Mineiros de Marikana acusam polícia de maus tratos

Os mineiros em greve que foram presos a 16 de agosto no seguimento de um tiroteio em Marikana acusam a polícia de maus tratos sofridos na prisão, segundo a imprensa sul africana. Libertados ao início do dia, os grevistas foram recebido por uma multidão e festejos.

Fora do tribunal, os primeiros mineiros libertados contaram aos jornalistas que tinham sido torturados sob custódia policial, queixas que tinham já feito à Direcção da Polícia de Investigação Independente, segundo o jornal sul africano 'Daily Maverick'.

"A polícia levava-nos para fora e batia-nos. Davam-nos socos e pontapeavam-nos. Diziam para não olharmos para eles.

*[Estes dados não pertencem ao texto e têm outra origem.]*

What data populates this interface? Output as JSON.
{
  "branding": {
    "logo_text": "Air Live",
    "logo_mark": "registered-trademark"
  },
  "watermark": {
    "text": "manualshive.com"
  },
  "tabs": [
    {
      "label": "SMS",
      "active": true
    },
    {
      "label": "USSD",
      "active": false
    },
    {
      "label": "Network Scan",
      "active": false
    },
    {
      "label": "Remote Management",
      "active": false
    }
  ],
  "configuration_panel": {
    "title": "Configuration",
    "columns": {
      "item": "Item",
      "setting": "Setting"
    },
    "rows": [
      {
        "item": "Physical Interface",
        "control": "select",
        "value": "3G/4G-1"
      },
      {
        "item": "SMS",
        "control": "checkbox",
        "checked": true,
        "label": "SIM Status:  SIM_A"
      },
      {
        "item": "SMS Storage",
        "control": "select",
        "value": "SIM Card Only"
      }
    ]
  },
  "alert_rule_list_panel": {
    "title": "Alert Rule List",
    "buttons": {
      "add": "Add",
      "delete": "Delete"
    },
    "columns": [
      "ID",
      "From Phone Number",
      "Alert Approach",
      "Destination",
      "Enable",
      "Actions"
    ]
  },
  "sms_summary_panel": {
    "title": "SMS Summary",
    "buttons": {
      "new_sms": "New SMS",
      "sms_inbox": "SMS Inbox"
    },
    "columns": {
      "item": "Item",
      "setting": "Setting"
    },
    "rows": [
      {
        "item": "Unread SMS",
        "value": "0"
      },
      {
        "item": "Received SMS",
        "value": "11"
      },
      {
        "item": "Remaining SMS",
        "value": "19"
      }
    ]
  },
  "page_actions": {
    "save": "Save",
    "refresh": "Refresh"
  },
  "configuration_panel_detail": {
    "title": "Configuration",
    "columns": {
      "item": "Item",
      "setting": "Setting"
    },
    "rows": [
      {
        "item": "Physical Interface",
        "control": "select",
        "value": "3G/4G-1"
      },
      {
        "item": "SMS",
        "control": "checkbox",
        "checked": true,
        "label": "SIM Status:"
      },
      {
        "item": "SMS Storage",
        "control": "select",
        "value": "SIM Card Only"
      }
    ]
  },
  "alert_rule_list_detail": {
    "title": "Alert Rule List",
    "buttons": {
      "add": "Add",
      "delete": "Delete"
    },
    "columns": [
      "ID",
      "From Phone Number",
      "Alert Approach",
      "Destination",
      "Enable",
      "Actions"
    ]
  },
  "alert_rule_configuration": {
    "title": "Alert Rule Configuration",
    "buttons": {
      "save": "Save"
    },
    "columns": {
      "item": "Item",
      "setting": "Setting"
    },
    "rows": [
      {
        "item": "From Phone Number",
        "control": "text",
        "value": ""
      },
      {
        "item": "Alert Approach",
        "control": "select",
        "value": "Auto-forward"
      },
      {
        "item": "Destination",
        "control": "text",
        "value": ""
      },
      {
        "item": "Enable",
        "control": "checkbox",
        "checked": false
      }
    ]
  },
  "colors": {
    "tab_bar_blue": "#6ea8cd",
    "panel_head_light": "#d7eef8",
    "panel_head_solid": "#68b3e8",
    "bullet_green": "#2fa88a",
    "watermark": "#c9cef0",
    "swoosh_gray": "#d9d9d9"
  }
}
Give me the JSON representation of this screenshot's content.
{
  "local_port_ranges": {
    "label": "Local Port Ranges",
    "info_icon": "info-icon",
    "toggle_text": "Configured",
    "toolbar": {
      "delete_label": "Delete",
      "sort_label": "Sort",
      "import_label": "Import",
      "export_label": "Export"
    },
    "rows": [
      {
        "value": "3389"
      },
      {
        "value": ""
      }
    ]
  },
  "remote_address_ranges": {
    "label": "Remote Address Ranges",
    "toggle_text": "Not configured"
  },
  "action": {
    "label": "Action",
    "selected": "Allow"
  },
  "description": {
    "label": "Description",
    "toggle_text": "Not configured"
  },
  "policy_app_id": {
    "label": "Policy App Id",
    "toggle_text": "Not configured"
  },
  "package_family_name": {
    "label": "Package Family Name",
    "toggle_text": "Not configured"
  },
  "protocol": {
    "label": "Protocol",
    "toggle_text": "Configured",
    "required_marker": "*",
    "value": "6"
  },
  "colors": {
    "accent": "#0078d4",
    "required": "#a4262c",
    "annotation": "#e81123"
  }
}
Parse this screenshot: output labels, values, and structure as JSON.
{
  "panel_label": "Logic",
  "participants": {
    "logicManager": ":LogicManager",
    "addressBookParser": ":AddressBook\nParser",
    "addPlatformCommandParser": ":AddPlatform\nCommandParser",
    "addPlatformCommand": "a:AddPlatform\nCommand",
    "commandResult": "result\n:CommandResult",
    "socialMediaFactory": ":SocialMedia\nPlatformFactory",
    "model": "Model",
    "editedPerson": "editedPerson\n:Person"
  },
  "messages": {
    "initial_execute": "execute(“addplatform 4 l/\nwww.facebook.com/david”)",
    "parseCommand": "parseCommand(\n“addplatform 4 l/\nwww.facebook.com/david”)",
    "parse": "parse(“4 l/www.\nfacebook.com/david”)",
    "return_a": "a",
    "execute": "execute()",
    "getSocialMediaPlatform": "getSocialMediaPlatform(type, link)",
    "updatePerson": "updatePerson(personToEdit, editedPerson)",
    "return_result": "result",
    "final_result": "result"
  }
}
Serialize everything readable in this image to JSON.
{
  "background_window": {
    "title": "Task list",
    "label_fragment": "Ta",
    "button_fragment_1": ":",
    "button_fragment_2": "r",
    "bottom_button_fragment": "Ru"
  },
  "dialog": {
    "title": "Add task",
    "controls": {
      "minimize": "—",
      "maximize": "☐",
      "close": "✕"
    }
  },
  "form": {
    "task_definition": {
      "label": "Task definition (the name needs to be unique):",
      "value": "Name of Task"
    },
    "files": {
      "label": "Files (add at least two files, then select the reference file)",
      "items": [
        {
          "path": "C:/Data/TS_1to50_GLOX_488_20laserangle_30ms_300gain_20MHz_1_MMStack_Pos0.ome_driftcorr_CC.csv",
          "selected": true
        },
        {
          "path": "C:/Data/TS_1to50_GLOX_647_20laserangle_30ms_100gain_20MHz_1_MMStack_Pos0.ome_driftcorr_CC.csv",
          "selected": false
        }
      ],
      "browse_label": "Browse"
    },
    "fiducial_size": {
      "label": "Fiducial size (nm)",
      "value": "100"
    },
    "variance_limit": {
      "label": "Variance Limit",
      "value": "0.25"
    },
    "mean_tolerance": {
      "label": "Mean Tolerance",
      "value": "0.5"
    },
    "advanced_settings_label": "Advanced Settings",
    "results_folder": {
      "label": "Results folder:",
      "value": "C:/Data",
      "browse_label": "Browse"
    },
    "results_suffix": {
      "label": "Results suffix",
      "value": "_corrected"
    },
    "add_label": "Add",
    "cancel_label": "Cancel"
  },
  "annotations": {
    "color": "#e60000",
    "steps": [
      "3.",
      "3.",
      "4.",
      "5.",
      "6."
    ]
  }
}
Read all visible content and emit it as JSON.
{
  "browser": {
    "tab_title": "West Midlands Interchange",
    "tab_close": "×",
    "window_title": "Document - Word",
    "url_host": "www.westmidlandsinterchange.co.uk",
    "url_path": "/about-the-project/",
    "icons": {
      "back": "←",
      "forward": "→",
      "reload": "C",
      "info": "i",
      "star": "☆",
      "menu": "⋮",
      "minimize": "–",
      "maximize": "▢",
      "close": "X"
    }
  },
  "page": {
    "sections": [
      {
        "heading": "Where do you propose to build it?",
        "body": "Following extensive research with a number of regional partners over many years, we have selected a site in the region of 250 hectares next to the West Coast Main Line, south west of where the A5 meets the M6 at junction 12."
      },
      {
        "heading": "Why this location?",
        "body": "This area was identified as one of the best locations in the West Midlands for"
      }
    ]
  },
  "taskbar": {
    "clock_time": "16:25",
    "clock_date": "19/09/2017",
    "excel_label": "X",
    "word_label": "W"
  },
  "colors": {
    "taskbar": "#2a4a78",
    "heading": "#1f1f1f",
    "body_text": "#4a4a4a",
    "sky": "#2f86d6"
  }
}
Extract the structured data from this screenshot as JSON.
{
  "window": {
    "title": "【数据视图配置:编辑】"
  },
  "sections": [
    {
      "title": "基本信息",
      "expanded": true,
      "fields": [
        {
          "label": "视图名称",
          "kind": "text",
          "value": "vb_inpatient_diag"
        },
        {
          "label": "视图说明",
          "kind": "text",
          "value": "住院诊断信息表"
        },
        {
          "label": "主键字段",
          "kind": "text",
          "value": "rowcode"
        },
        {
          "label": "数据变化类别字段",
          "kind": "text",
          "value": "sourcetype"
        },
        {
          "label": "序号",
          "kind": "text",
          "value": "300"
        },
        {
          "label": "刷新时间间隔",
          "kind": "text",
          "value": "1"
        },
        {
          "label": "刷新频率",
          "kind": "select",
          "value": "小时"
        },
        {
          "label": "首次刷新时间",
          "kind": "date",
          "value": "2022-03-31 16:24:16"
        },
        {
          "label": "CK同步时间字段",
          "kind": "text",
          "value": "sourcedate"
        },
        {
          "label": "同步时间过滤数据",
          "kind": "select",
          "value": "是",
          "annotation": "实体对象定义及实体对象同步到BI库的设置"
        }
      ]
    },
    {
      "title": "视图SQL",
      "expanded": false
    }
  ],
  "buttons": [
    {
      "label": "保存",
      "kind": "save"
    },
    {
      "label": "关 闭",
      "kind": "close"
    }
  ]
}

Faziam-nos ficar de pé e revistavam-nos outra vez. Alguns eram obrigados a despir-se", explicou Wilson Febane, um dos primeiros mineiros libertados.

Outro mineiro que, segundo a AFP, não quis ser identificado, afirmou que foi obrigado a ficar de pé contra uma parede com as mãos atrás das costas enquanto era agredido com os punhos e bastões. O preso viu ainda companheiros cujos dedos eram pisados com botas serem esbofeteados.

Os mineiros foram detidos no seguimento de confrontos com a polícia que disparou contra 112 mineiros, matou 34 e feriu outros 78, em Marikana, a 16 de agosto. Os detidos estavam a ser acusados de homicídio e tentativa de homicídio, mas devido às duras críticas feitas pelos populares, as acusações foram retiradas.

Victor Molefane chorou ao reencontrar os amigos que lhe disseram que a esposa teve um bebé ontem. Os homens juntaram-se numa celebração que durou dez minutos em que as mulheres dançaram e cantaram canções religiosas.

Os restantes 108 mineiros ainda detidos devem ser libertados quinta feira.